On account of the central role of proteasome in protein homoeostasis and fate, whose dysregulation may lead to cancer, therapeutic strategies focused on this potential target; proteasome inhibitors could provide a new and promising class of anticancer agents (Ciechanover, 2003; Orlowsky and Dees, 2003; Sato et al, 2008). Since the discovery of bortezomib as proteasome inhibitor, this macromolecular protein assembly is to be considered as a therapeutic target. This drug has been approved by the Food and Drug Administration for treatment of relapsed and refractory multiple myeloma. But no effect was found in breast cancer when it was used as a single agent despite a proven efficacy when combined with several chemotherapeutic agents (Cusak, 2003). Two considerations may be advanced to explain this treatment failure. First, following the example of antioestrogens and hormone receptors, Herceptin and the HER2/neu receptor, it seems probable that the activity of the proteasome might be evaluated before any treatment with bortezomib (Marx et al, 2007). We propose that proteasome activity measurement could be determined by an indirect method: UBE2C IHC. To this end, we will soon compare a direct method by means of a fluorigenic substrate to UBE2C IHC (Chen and Madura, 2005). Second, according to recent study and the disappointing results of clinical trials using bortezomib as monotherapy in some solid tumours, it appears that this molecule should be used in combination. In 2006, Cardoso et al (2006) showed a synergy between bortezomib and trastuzumab in HER2/neu+++/++ cell lines. These results convinced the authors to conduct a phase 1 clinical trial that aimed at evaluating this drug combination.

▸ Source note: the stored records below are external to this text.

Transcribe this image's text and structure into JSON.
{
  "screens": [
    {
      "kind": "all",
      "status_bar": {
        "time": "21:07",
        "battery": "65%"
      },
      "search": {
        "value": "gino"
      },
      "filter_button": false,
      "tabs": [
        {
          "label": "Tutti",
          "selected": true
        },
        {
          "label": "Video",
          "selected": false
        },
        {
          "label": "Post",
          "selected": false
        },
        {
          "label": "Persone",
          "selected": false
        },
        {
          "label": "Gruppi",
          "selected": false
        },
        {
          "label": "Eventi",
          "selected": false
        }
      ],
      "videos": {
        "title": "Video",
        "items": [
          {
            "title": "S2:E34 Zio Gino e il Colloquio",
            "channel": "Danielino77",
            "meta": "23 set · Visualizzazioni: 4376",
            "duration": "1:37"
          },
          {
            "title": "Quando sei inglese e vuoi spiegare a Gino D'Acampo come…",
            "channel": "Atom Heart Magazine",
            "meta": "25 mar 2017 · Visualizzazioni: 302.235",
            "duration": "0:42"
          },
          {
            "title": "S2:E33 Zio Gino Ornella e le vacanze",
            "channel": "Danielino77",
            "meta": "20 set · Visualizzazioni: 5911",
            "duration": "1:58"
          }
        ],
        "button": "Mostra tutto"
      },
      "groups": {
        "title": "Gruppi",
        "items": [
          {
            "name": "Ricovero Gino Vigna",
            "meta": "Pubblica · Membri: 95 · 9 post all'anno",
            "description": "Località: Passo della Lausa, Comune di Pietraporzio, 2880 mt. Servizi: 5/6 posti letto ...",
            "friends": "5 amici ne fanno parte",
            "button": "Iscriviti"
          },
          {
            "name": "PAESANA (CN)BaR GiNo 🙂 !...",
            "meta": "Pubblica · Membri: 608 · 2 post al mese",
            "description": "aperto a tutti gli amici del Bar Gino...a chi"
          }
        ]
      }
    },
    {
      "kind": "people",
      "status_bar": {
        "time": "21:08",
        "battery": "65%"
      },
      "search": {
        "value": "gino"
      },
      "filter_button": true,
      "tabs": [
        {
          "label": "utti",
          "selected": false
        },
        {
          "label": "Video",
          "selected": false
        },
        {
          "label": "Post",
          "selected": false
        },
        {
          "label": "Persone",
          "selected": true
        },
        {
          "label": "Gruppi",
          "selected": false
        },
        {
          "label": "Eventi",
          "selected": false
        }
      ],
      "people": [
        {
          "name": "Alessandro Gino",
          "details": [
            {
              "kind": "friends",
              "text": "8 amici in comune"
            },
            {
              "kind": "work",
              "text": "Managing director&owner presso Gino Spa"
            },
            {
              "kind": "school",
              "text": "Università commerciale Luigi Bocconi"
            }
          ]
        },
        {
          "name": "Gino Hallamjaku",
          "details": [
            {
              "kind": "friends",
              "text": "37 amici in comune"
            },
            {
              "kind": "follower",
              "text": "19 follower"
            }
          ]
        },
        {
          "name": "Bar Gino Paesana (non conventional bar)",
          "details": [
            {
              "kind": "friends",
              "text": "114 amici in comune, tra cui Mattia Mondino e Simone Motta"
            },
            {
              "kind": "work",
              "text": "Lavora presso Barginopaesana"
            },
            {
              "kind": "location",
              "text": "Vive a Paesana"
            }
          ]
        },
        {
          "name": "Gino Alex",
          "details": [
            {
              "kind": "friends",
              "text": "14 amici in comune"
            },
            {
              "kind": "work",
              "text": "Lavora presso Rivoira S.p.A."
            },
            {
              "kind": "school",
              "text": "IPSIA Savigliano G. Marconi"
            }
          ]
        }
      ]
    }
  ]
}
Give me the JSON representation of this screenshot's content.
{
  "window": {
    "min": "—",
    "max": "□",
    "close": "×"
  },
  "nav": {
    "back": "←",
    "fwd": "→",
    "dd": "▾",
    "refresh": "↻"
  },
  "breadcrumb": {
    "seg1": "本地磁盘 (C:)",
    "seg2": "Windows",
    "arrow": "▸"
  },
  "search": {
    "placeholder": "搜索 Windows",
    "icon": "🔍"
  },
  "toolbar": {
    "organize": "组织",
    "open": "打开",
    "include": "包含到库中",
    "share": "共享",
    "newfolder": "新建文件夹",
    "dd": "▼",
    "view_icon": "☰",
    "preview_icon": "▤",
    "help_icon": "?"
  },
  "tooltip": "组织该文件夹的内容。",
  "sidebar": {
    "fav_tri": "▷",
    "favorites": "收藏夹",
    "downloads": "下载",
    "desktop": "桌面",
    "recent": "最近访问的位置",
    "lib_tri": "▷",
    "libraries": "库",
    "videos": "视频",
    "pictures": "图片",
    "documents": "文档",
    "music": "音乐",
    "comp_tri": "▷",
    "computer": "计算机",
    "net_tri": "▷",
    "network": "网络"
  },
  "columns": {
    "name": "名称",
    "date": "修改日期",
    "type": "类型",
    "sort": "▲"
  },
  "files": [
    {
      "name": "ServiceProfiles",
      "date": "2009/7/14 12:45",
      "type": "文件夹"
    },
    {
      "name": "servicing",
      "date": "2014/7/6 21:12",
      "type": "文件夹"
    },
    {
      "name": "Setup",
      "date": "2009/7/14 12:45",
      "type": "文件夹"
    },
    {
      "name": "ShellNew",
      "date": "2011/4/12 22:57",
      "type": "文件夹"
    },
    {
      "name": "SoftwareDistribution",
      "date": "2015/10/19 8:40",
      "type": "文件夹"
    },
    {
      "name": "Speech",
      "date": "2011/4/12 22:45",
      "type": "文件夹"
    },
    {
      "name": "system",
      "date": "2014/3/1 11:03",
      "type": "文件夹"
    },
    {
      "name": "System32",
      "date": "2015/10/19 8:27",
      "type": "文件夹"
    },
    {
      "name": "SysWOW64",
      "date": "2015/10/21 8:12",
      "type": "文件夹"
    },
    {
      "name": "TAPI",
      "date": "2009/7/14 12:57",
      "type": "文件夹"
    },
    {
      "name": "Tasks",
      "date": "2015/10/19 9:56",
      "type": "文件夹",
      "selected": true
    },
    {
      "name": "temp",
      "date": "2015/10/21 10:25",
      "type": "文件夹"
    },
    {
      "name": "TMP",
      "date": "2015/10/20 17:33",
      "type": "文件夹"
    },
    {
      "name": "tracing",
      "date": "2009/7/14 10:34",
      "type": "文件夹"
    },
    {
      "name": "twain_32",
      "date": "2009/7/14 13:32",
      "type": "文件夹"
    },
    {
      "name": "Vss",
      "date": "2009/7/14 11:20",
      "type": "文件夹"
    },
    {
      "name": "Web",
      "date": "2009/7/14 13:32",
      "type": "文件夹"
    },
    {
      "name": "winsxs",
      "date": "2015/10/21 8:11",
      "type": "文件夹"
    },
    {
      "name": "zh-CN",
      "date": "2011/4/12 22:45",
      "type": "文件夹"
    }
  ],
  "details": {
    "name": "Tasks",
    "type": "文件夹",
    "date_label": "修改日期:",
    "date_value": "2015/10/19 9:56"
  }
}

On the basis of genomic data of a previous study, the hierarchical cluster analysis dendrogram of the 219 genes with the highest prognostic information in 252 N+ breast cancer patients showed a direct link between 2 proteasome subunit genes located in 17q12 and ERBB2 locus, known to be a hot spot of gene amplification in breast cancer. This cluster contains: PSMD3, PSMB3, STARD3, C17orf37 and ERBB2 (Supplementary Figure 2) (Jézéquel et al, 2008). Furthermore, PSMD3 and PSMB3 have been found to be overexpressed through gene amplification of ERBB2 locus in numerous studies (Kauraniemi et al, 2003; Buness et al, 2007). The relation between ERBB2 locus amplification, proteasome subunits overexpression and proteasome activity still needs to be explored, but the results exposed above may let us think that a functional link exists, and so a therapeutic approach should strongly consider this possibility.

In conclusion, in breast cancer, any new clinical trial testing bortezomib should compare bortezomib in combination (e.g., trastuzumab) vs the single molecule, and should include patients with proteasome high activity, which could be indirectly evaluated by UBE2C IHC staining.